“Congratulations! You have been admitted” is the best result of your MBA or Masters application. However, it is not the only possibility. Yet things are not just black and white – accepted or rejected. Learn about all the possible scenarios and be prepared with a back-up plan:
Rejection may come at several stages, including the first screening of the application, which most likely means that you do not meet some of the eligibility criteria for admission. You may be rejected at the interview stage, meaning that you are not invited for an interview. Finally, you may not be selected for admission after the interview because there were better applicants.
Schools do not give a reason for rejecting you. Many MBA admissions consultants offer the DING analysis service – they analyse your application performance and suggest possible reasons for you not being admitted. This information will be useful to help you decide whether to reapply for the next intake or adapt your school choices.
Many MBA and Master’s programmes are highly competitive. Admission rates may be as low as 7% and the pool of all applicants can reach 10,000. It is important before applying to a school, especially if it is a stretch for you, is to find out how a rejection will eventually influence a second application for the next intake. If a rejection will negatively influence your next application then you should think twice before applying.
The waiting list means that you are admitted, but you can enrol in the programme only if some of those who are admitted do not enrol, creating an available place in the next class. So, you have to wait. But if you do not like being on stand-by you have a choice. Business schools will ask you in writing whether you would like to be put on the waiting list. If you decline, your application to the school is at an end, and you cannot change your mind later.
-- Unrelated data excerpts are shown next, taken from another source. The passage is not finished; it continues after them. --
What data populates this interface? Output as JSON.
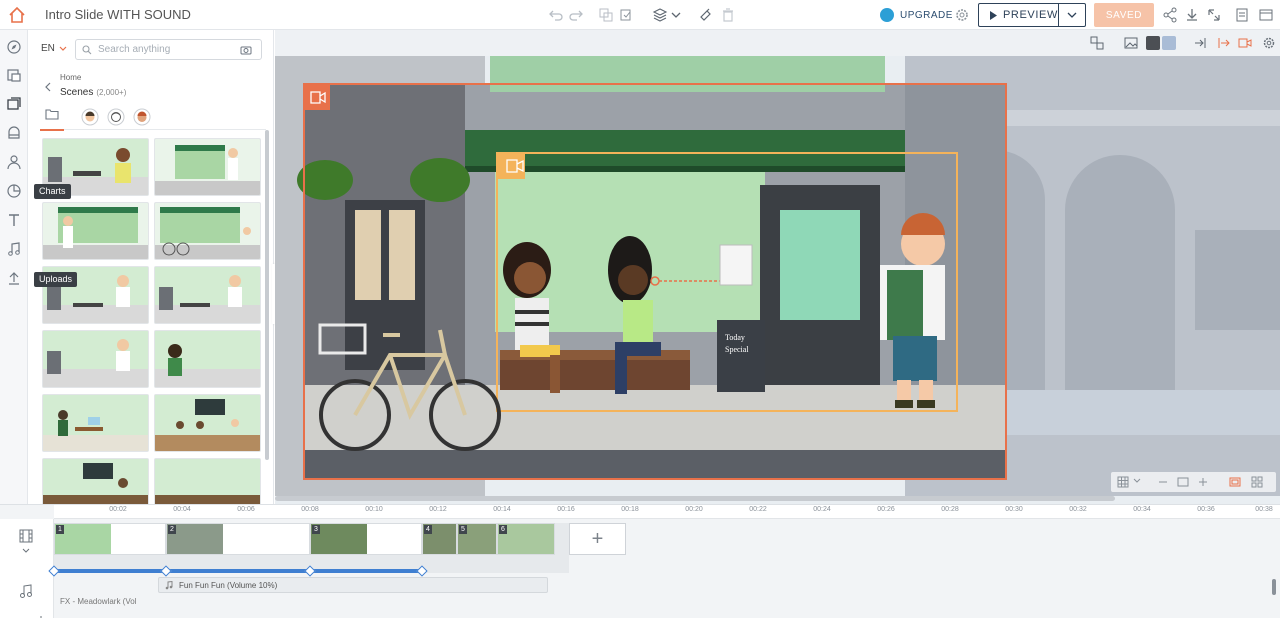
{
  "app": {
    "title": "Intro Slide WITH SOUND"
  },
  "toolbar": {
    "upgrade_label": "UPGRADE",
    "preview_label": "PREVIEW",
    "saved_label": "SAVED",
    "icons": [
      "undo-icon",
      "redo-icon",
      "copy-icon",
      "paste-icon",
      "layers-icon",
      "clean-icon",
      "delete-icon",
      "gear-icon",
      "share-icon",
      "download-icon",
      "resize-icon",
      "notes-icon",
      "help-icon"
    ]
  },
  "rail": {
    "items": [
      "explore-icon",
      "templates-icon",
      "scenes-icon",
      "props-icon",
      "characters-icon",
      "charts-icon",
      "text-icon",
      "music-icon",
      "uploads-icon"
    ],
    "tooltips": {
      "charts": "Charts",
      "uploads": "Uploads"
    }
  },
  "library": {
    "language": "EN",
    "search_placeholder": "Search anything",
    "breadcrumb_home": "Home",
    "section_title": "Scenes",
    "section_count": "(2,000+)"
  },
  "timeline": {
    "ruler_labels": [
      "00:02",
      "00:04",
      "00:06",
      "00:08",
      "00:10",
      "00:12",
      "00:14",
      "00:16",
      "00:18",
      "00:20",
      "00:22",
      "00:24",
      "00:26",
      "00:28",
      "00:30",
      "00:32",
      "00:34",
      "00:36",
      "00:38"
    ],
    "scene_numbers": [
      "1",
      "2",
      "3",
      "4",
      "5",
      "6"
    ],
    "audio_track_label": "Fun Fun Fun (Volume 10%)",
    "audio_track2_label": "FX - Meadowlark (Vol"
  },
  "colors": {
    "accent": "#e8714a",
    "navy": "#2e4259",
    "saved_bg": "#f6c3a8",
    "timeline_blue": "#3f7fd1"
  }
}
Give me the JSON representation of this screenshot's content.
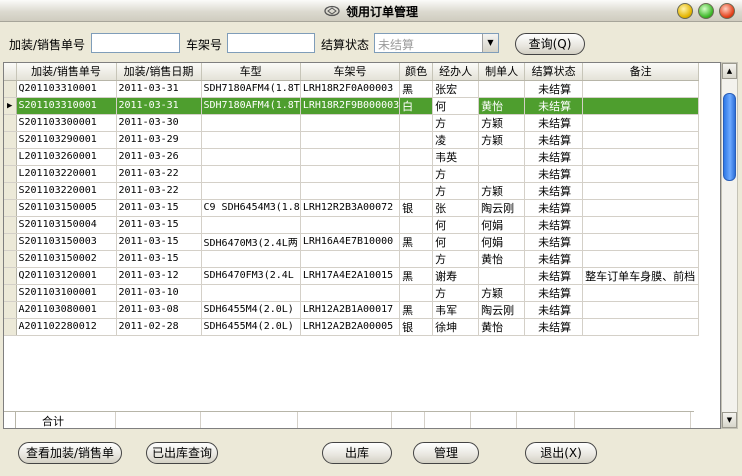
{
  "window": {
    "title": "领用订单管理"
  },
  "filters": {
    "order_no_label": "加装/销售单号",
    "order_no_value": "",
    "frame_no_label": "车架号",
    "frame_no_value": "",
    "status_label": "结算状态",
    "status_value": "未结算",
    "query_button": "查询(Q)"
  },
  "table": {
    "columns": [
      "加装/销售单号",
      "加装/销售日期",
      "车型",
      "车架号",
      "颜色",
      "经办人",
      "制单人",
      "结算状态",
      "备注"
    ],
    "rows": [
      [
        "Q201103310001",
        "2011-03-31",
        "SDH7180AFM4(1.8T",
        "LRH18R2F0A00003",
        "黑",
        "张宏",
        "",
        "未结算",
        ""
      ],
      [
        "S201103310001",
        "2011-03-31",
        "SDH7180AFM4(1.8T",
        "LRH18R2F9B000003",
        "白",
        "何",
        "黄怡",
        "未结算",
        ""
      ],
      [
        "S201103300001",
        "2011-03-30",
        "",
        "",
        "",
        "方",
        "方颖",
        "未结算",
        ""
      ],
      [
        "S201103290001",
        "2011-03-29",
        "",
        "",
        "",
        "凌",
        "方颖",
        "未结算",
        ""
      ],
      [
        "L201103260001",
        "2011-03-26",
        "",
        "",
        "",
        "韦英",
        "",
        "未结算",
        ""
      ],
      [
        "L201103220001",
        "2011-03-22",
        "",
        "",
        "",
        "方",
        "",
        "未结算",
        ""
      ],
      [
        "S201103220001",
        "2011-03-22",
        "",
        "",
        "",
        "方",
        "方颖",
        "未结算",
        ""
      ],
      [
        "S201103150005",
        "2011-03-15",
        "C9 SDH6454M3(1.8",
        "LRH12R2B3A00072",
        "银",
        "张",
        "陶云刚",
        "未结算",
        ""
      ],
      [
        "S201103150004",
        "2011-03-15",
        "",
        "",
        "",
        "何",
        "何娟",
        "未结算",
        ""
      ],
      [
        "S201103150003",
        "2011-03-15",
        "SDH6470M3(2.4L两",
        "LRH16A4E7B10000",
        "黑",
        "何",
        "何娟",
        "未结算",
        ""
      ],
      [
        "S201103150002",
        "2011-03-15",
        "",
        "",
        "",
        "方",
        "黄怡",
        "未结算",
        ""
      ],
      [
        "Q201103120001",
        "2011-03-12",
        "SDH6470FM3(2.4L",
        "LRH17A4E2A10015",
        "黑",
        "谢寿",
        "",
        "未结算",
        "整车订单车身膜、前档"
      ],
      [
        "S201103100001",
        "2011-03-10",
        "",
        "",
        "",
        "方",
        "方颖",
        "未结算",
        ""
      ],
      [
        "A201103080001",
        "2011-03-08",
        "SDH6455M4(2.0L)",
        "LRH12A2B1A00017",
        "黑",
        "韦军",
        "陶云刚",
        "未结算",
        ""
      ],
      [
        "A201102280012",
        "2011-02-28",
        "SDH6455M4(2.0L)",
        "LRH12A2B2A00005",
        "银",
        "徐坤",
        "黄怡",
        "未结算",
        ""
      ]
    ],
    "selected_row_index": 1,
    "total_label": "合计"
  },
  "buttons": {
    "view": "查看加装/销售单",
    "stocked_query": "已出库查询",
    "out": "出库",
    "manage": "管理",
    "exit": "退出(X)"
  },
  "scroll": {
    "position_fraction": 0.0
  }
}
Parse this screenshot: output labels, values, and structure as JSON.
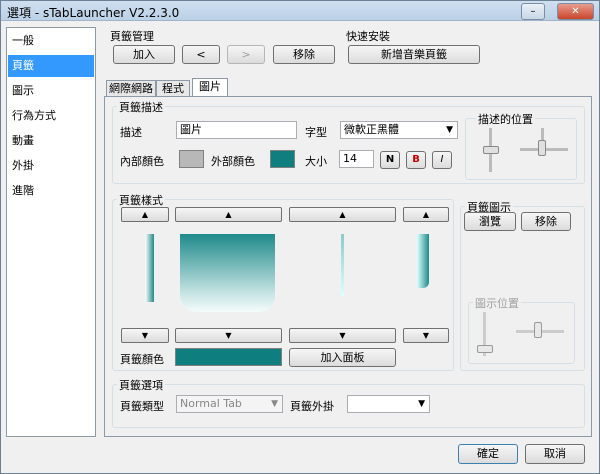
{
  "window": {
    "title": "選項 - sTabLauncher V2.2.3.0",
    "min": "–",
    "max": "□",
    "close": "✕"
  },
  "sidebar": {
    "items": [
      {
        "label": "一般"
      },
      {
        "label": "頁籤"
      },
      {
        "label": "圖示"
      },
      {
        "label": "行為方式"
      },
      {
        "label": "動畫"
      },
      {
        "label": "外掛"
      },
      {
        "label": "進階"
      }
    ],
    "selected": 1
  },
  "tab_mgmt": {
    "title": "頁籤管理",
    "add": "加入",
    "prev": "<",
    "next": ">",
    "remove": "移除"
  },
  "quick": {
    "title": "快速安裝",
    "new_music": "新增音樂頁籤"
  },
  "tabs": [
    {
      "label": "網際網路"
    },
    {
      "label": "程式"
    },
    {
      "label": "圖片"
    }
  ],
  "desc": {
    "title": "頁籤描述",
    "label": "描述",
    "value": "圖片",
    "font_label": "字型",
    "font_value": "微軟正黑體",
    "inner_color": "內部顏色",
    "outer_color": "外部顏色",
    "size_label": "大小",
    "size_value": "14",
    "bold": "N",
    "bold2": "B",
    "italic": "I",
    "pos_title": "描述的位置"
  },
  "style": {
    "title": "頁籤樣式",
    "color_label": "頁籤顏色",
    "add_panel": "加入面板",
    "up": "▲",
    "down": "▼"
  },
  "icon": {
    "title": "頁籤圖示",
    "browse": "瀏覽",
    "remove": "移除",
    "pos_title": "圖示位置"
  },
  "options": {
    "title": "頁籤選項",
    "type_label": "頁籤類型",
    "type_value": "Normal Tab",
    "plugin_label": "頁籤外掛",
    "plugin_value": ""
  },
  "footer": {
    "ok": "確定",
    "cancel": "取消"
  },
  "colors": {
    "accent": "#3399ff",
    "teal": "#0f7e7e",
    "inner": "#b8b8b8"
  }
}
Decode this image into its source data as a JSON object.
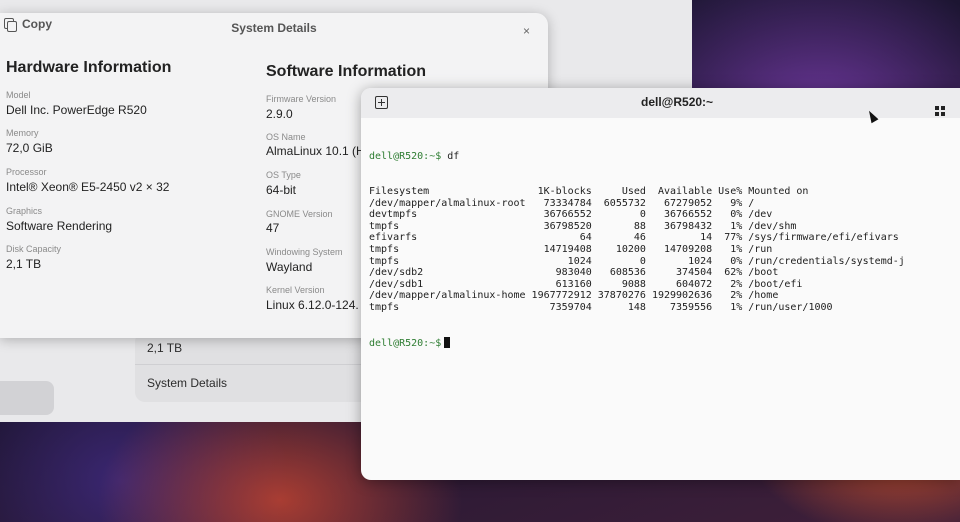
{
  "background_window": {
    "disk_capacity_value": "2,1 TB",
    "system_details_link": "System Details"
  },
  "dialog": {
    "copy_label": "Copy",
    "title": "System Details",
    "close_glyph": "×",
    "hardware": {
      "title": "Hardware Information",
      "fields": [
        {
          "label": "Model",
          "value": "Dell Inc. PowerEdge R520"
        },
        {
          "label": "Memory",
          "value": "72,0 GiB"
        },
        {
          "label": "Processor",
          "value": "Intel® Xeon® E5-2450 v2 × 32"
        },
        {
          "label": "Graphics",
          "value": "Software Rendering"
        },
        {
          "label": "Disk Capacity",
          "value": "2,1 TB"
        }
      ]
    },
    "software": {
      "title": "Software Information",
      "fields": [
        {
          "label": "Firmware Version",
          "value": "2.9.0"
        },
        {
          "label": "OS Name",
          "value": "AlmaLinux 10.1 (H"
        },
        {
          "label": "OS Type",
          "value": "64-bit"
        },
        {
          "label": "GNOME Version",
          "value": "47"
        },
        {
          "label": "Windowing System",
          "value": "Wayland"
        },
        {
          "label": "Kernel Version",
          "value": "Linux 6.12.0-124."
        }
      ]
    }
  },
  "terminal": {
    "title": "dell@R520:~",
    "icons": {
      "new_tab": "new-tab-icon",
      "menu": "menu-icon"
    },
    "prompt": "dell@R520:~$",
    "command": " df",
    "headers": [
      "Filesystem",
      "1K-blocks",
      "Used",
      "Available",
      "Use%",
      "Mounted on"
    ],
    "rows": [
      [
        "/dev/mapper/almalinux-root",
        "73334784",
        "6055732",
        "67279052",
        "9%",
        "/"
      ],
      [
        "devtmpfs",
        "36766552",
        "0",
        "36766552",
        "0%",
        "/dev"
      ],
      [
        "tmpfs",
        "36798520",
        "88",
        "36798432",
        "1%",
        "/dev/shm"
      ],
      [
        "efivarfs",
        "64",
        "46",
        "14",
        "77%",
        "/sys/firmware/efi/efivars"
      ],
      [
        "tmpfs",
        "14719408",
        "10200",
        "14709208",
        "1%",
        "/run"
      ],
      [
        "tmpfs",
        "1024",
        "0",
        "1024",
        "0%",
        "/run/credentials/systemd-j"
      ],
      [
        "/dev/sdb2",
        "983040",
        "608536",
        "374504",
        "62%",
        "/boot"
      ],
      [
        "/dev/sdb1",
        "613160",
        "9088",
        "604072",
        "2%",
        "/boot/efi"
      ],
      [
        "/dev/mapper/almalinux-home",
        "1967772912",
        "37870276",
        "1929902636",
        "2%",
        "/home"
      ],
      [
        "tmpfs",
        "7359704",
        "148",
        "7359556",
        "1%",
        "/run/user/1000"
      ]
    ],
    "final_prompt": "dell@R520:~$"
  }
}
If you accept to be put on the waiting list you should inform the school in writing. This is an excellent chance for you to communicate with the school and provide any fresh information about relevant developments and accomplishments which have taken place since you submitted your application. Before you reply, take a critical look at your application and decide whether to get advice from an independent MBA admissions expert about what information will improve your chances for admission. Your reply to the school should be well thought through, because it is part of your application package.
Some schools may offer you a conditional admission. In this case you are accepted onto the programme, but you cannot begin your studies if you do not meet some preliminary requirements, for example, an additional test or a prerequisite course.
“Congratulations! You have been admitted to the programme for the class of …” The letter of admission is a confirmation that you can enrol on the programme of your choice and describes the next steps you need to take. The first one is usually paying your enrolment confirmation deposit. This fee is generally non-refundable, but if you enrol on the programme, the deposit will probably be deducted from your tuition fee.
If you - as with most applicants - are also waiting to hear from other schools, you might be in a situation where the deadlines for different schools will not work in your favour. To be on the safe side, you may wish to pay the deposits until you receive replies from each school and then you can decide where to enrol. This means that you will lose some deposits, but at least you will have all your choices.
Admission with a Scholarship
This is a dream letter for many MBA and Master’s applicants. The letter is basically the same as the admissions letter, but it also includes the decision for financial support (scholarship, fellowship, etc.). Depending on the school’s application and scholarship review process, the letter of admission and the scholarship letter might come separately at different times, but you need to clarify this with the admissions office in advance, so that you know what steps to take after you receive the letter of admission and if you have not received the results of your scholarship application.
In reply to a letter for admission and winning a scholarship you should send a thank-you letter to the admissions office and separately (through the admissions office unless otherwise specified) to the donor of the scholarship (if different from the business school).